“Debit or credit” has become the refrain of retail transactions. After selecting your purchases, it’s seemingly the biggest decision you have to make. For many people, the choice doesn’t get a second thought. In this article, we’ll look at three reasons why choosing your debit card for retail transactions may be the smarter move.
Double-authentication and fraud protection
If you’re concerned about security, there are a number of great reasons to use your debit card. First among them is the additional security of a PIN. That extra layer of security is what experts refer to as “two-factor authentication.” In order to convince a terminal that you are authorized to withdraw funds, you need two things: the card number and the PIN. This security layer combines a “possession factor” — that you have the card — with a “knowledge factor”— that you know the PIN.
Credit transactions, those done with a signature as an authentication mechanism, are not terribly reliable. Using a PIN transaction at a register can reduce the odds of fraud significantly. One study of point-of-sale transactions discovered that rates of fraud for these transactions were almost six times lower when a PIN was used. This makes sense if you’ve ever seen retail workers examining signatures. Expert handwriting analysis is inconsistent at best. When practiced by someone with no formal training, it’s no better than guesswork.

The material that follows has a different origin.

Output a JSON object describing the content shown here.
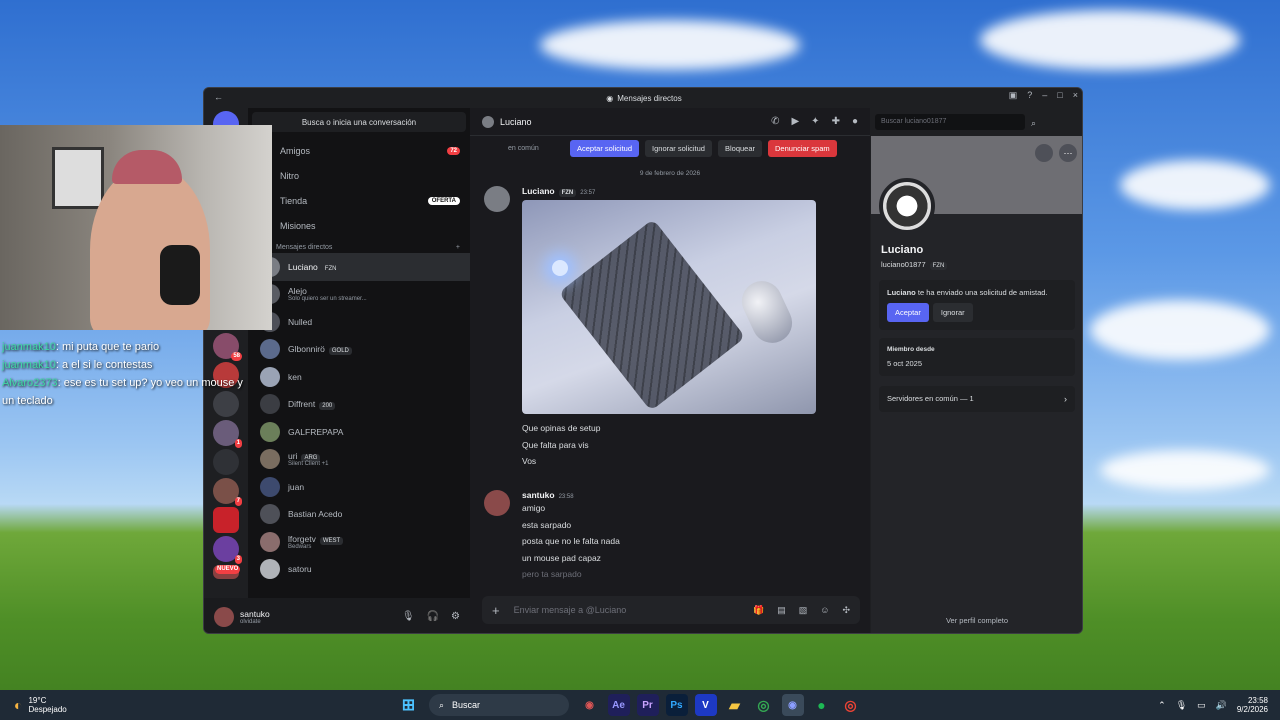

Even recent, large-scale data breaches, illustrate the added layer of security a PIN-based debit transaction provides. While credit card numbers were compromised, PINs remained secure because they’re processed by a separate system. This means folks who made PIN-based debit transactions were more protected from fraud. Hackers stole one number, but without the other, it was less useful. That’s two-factor authentication at work for you.
Lower transaction fees can mean discounts
Credit card companies make money in a surprising number of places. The obvious ones, like annual fees and interest charges, can be avoided. A significant source of their revenue, though, comes through transaction fees.
Credit card companies charge retailers between 20 and 45 cents per transaction. This is called the “inquiry fee.” Additional fees, usually a fraction of a percent of the transaction, are also charged to the retailer. All of these costs are absorbed by the merchant, and in exchange, they get the convenience of accepting credit card payments.
Retailers in many states have started charging “convenience fees” or “checkout fees” on credit card transactions. You might not see them on your receipt, but you’ll notice higher charges on your statement at the end of each month. You can avoid these fees by paying with a debit card instead. Doing so could save you between 1.5 and 3% on most transactions.
Staying out of debt
With a credit card, you’re spending money you don’t have. You’re borrowing money from the credit card provider, and that debt is due at the end of the month. If you can’t pay it, you can wind up with interest and financing charges stacking debt on top of debt.
Bankruptcy courts are full of stories of people like this. Living paycheck to paycheck on credit cards, they spend as much as they make every month. Then, one month, they miss work due to illness or injury. A sudden, unexpected expense crops up. They miss one payment, then get hit with a late fee and an interest rate charge. This is the snowball that starts the avalanche. Now their debt starts accumulating faster than they can pay it off. This is how ordinary, responsible people end up filing bankruptcy with two or three times their annual salary in debt.
Using a debit card means you’re spending money you already have. You’re not racking up debt and you’re not living beyond your means. Using a debit card forces you to practice disciplined budgeting and sensible spending. You won’t have the capacity to spend beyond your finances. You can keep the credit card for emergency spending only, which will keep you from tripping into serious financial trouble.
Responsible financial decision-making can take many forms. Using a debit card, credit card or cash sensibly can put you on the path to financial security. The trick isn’t what payment form you choose, but rather the spending habits you decide to use. Spend less than you earn, save reasonably, and avoid unnecessary debt. That’s the real secret to building wealth.